Camilo Martins de Oliveira
Obs: Reposição de texto publicado em 18.10.13 neste blogue.
UMA NOVA SÉRIE – MEU CARO JOSÉ! por Camilo Martins de Oliveira
Meu Caro José Saramago:
Por qualquer razão que me escapa, quando me achei já cansado de traduzir as cartas do Marquês de Sarolea à Princesa de... lembrei-me de si. Talvez por ter caído na tentação de responder post-mortem a Camilo Maria, que me desafiara a telefonar-lhe para o céu... Terei pensado então que, nesse nenhures intemporal, o José (permita-me tratá-lo com uma familiaridade antiga em mim) estaria presente lá em cima, lado a lado, com aquele "reacionário"? Ou, antes, seria pela necessidade de lhe confessar, a si, sentimentos de profunda, eterna (acredita, eterna?) intimidade espiritual?
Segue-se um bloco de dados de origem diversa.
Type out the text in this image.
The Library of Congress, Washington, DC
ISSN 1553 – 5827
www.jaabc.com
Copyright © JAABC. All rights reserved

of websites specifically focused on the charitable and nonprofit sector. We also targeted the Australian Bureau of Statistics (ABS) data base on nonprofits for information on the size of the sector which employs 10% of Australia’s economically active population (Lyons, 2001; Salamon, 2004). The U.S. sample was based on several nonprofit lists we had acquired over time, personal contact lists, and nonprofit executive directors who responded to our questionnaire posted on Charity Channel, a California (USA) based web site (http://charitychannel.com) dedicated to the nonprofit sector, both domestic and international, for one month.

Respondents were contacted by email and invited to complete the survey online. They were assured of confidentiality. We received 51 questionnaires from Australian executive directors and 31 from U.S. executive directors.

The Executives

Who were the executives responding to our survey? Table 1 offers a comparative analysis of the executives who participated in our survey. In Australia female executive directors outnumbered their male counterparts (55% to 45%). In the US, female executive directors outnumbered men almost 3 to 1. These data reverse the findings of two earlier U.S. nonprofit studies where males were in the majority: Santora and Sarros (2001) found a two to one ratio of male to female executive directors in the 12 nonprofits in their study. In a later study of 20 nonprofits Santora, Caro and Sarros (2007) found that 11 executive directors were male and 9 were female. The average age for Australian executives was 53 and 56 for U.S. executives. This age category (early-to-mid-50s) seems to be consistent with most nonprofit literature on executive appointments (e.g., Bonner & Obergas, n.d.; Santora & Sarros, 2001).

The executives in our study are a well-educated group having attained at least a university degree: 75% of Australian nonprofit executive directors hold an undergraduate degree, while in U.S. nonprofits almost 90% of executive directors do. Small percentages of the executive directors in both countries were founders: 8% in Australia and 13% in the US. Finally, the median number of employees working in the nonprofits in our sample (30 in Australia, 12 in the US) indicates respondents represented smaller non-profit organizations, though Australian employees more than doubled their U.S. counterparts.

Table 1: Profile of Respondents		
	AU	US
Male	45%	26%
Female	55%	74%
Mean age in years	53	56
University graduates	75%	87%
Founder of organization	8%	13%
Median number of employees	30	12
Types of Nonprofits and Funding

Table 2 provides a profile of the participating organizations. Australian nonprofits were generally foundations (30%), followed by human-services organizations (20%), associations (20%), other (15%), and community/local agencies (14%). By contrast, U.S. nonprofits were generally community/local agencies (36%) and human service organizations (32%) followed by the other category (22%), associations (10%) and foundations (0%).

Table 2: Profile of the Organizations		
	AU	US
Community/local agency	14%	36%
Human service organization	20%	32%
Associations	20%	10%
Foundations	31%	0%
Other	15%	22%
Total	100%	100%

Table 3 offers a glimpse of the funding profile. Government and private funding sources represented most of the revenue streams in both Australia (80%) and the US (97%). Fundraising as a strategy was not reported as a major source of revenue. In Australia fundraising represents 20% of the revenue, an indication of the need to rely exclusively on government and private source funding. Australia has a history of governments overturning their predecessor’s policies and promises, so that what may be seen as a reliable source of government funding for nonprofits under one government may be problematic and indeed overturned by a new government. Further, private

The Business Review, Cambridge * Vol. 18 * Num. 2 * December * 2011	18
Porque me ocorreu dizer-lhe essas palavras com que o José fala de Fernando Pessoa, "neste preciso instante em que Ricardo Reis, encostado a um candeeiro no alto da Calçada do Combro, lê a oração fúnebre" que, pela morte do seu alter ego, alguém escreveu mas Reis-Saramago diz assim: "Duas palavras sobre o seu trânsito mortal, para ele chegam duas palavras, ou nenhuma, preferível fora o silêncio, o silêncio que já o envolve a ele e a nós, que é da estatura do seu espírito, com ele está bem o que está perto de Deus, mas também não deviam, nem podiam os que foram pares com ele no convívio da sua Beleza, vê-lo descer à terra, ou antes, subir as linhas definitivas da Eternidade, sem anunciar o protesto calmo, mas humano, da raiva que nos fica da sua partida... ...lastimamos o homem que a morte nos rouba, e com ele a perda do prodígio do seu convívio e da graça da sua presença humana, somente o homem, é duro dizê-lo, pois ao seu espírito e seu poder criador, a esses deu-lhes o destino uma estranha formosura, que não morre..." Assim é: nascemos um dia, e connosco, em qualquer de nós, inda que pequeno, breve, talvez feio, essa misteriosa "estranha formosura, que não morre."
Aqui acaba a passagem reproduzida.